I suspect it is easier to get state secrets out of the White House than it is getting a straight answer (or any answer at all) from NZNO. Apparently the numbers who actually voted during these MECA (multi-employer collective agreement) negotiations were significantly higher than ever before. Presumably at some stage during these talks NZNO has used this as leverage to back their demands and so it’s not exactly a secret any more – but these sorts of details are not for the minions.
Equally it is a continuing and embarrassing puzzle that whilst we are encouraged to don purple t-shirts, inflate some similarly coloured balloons and rove about the motu chanting – “What do we want? … When do we want it? Now” – we don’t actually know what we want, particularly in respect to the wages. I certainly don’t ever recall being asked what I thought might be a reasonable percentage increase.
One historical trend of NZNO is to negotiate on the ‘best bang for buck’ principle – basically there are an awful lot of RNs and not so many senior nurses, enrolled nurses or healthcare assistants (HCAs) – and so fearing a mass withdrawal of members (sadly, where would we go ..?) they always do well by the majority.
Interestingly, I wonder how many other professions have their salaries set up so that the higher up the career ladder you progress, the less pay you get. There is no incentive for nurses to progress their careers when doing so may mean an hourly rate increase but an actual drop in pay. (Registered nurses and nurse practitioners appointed to senior positions covered by the MECA’s senior nurses’ pay scale are usually no longer eligible for penalty rates and overtime.)
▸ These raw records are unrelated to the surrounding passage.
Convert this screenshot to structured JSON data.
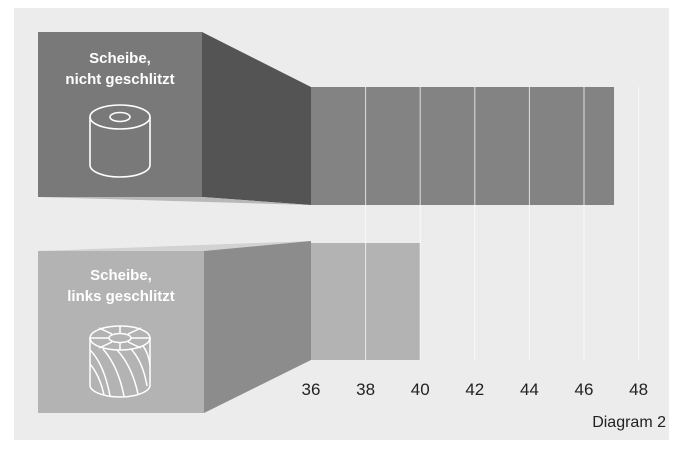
{
  "chart_data": {
    "type": "bar",
    "orientation": "horizontal",
    "categories": [
      "Scheibe, nicht geschlitzt",
      "Scheibe, links geschlitzt"
    ],
    "values": [
      47.1,
      40.0
    ],
    "xlim": [
      36,
      48
    ],
    "xticks": [
      36,
      38,
      40,
      42,
      44,
      46,
      48
    ],
    "grid": true,
    "colors": {
      "panel": "#ececec",
      "bar_dark": "#838383",
      "bar_light": "#b3b3b3",
      "box_dark": "#797979",
      "box_light": "#b3b3b3",
      "wedge_dark": "#545454",
      "wedge_light": "#8c8c8c",
      "gridline": "#ffffff"
    }
  },
  "labels": {
    "box1_line1": "Scheibe,",
    "box1_line2": "nicht geschlitzt",
    "box2_line1": "Scheibe,",
    "box2_line2": "links geschlitzt"
  },
  "icons": [
    "plain-disc-icon",
    "slotted-disc-icon"
  ],
  "footer": "Diagram 2"
}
As a conservative estimate, we pay $15 million a year to NZNO in membership fees. If you believe you are getting your money’s worth out of them, stand up and spin anti-clockwise three times (standing on one leg is optional).
And thirdly but by no means leastly [sic] we have the influence of social media, and more specifically the ‘Florence Smith’ Facebook page, which was set up to be an independent voice for New Zealand nurses. It was started in early March and by the end of that month had a membership of 45,000; given the fact that only 27,500 nurses are affected, that is impressive.
There has been some criticism of it (many of the posts are anonymous for very good reasons) and some spleen venting by its members, but overall it has provided a tangible insight into the reality of some nurses’ personal and professional lives. I think it is fair to say that this FB page has done more to energise nurses and raise awareness of our plight than NZNO has done in the past 10 years.
Voting is now open and until 15 June, if you can’t get to a meeting, then get on to NZNO right away – it is your right to vote, choose wisely but DO VOTE!
Author: Michael Geraghty, Emergency Nurse Practitioner.
Michael’s disclaimer: The views expressed in this piece do not reflect the opinion of Nursing Review, my DHB or anyone else on this planet for that matter, and falls into the ‘never let the facts get in the way of a good rant’ category.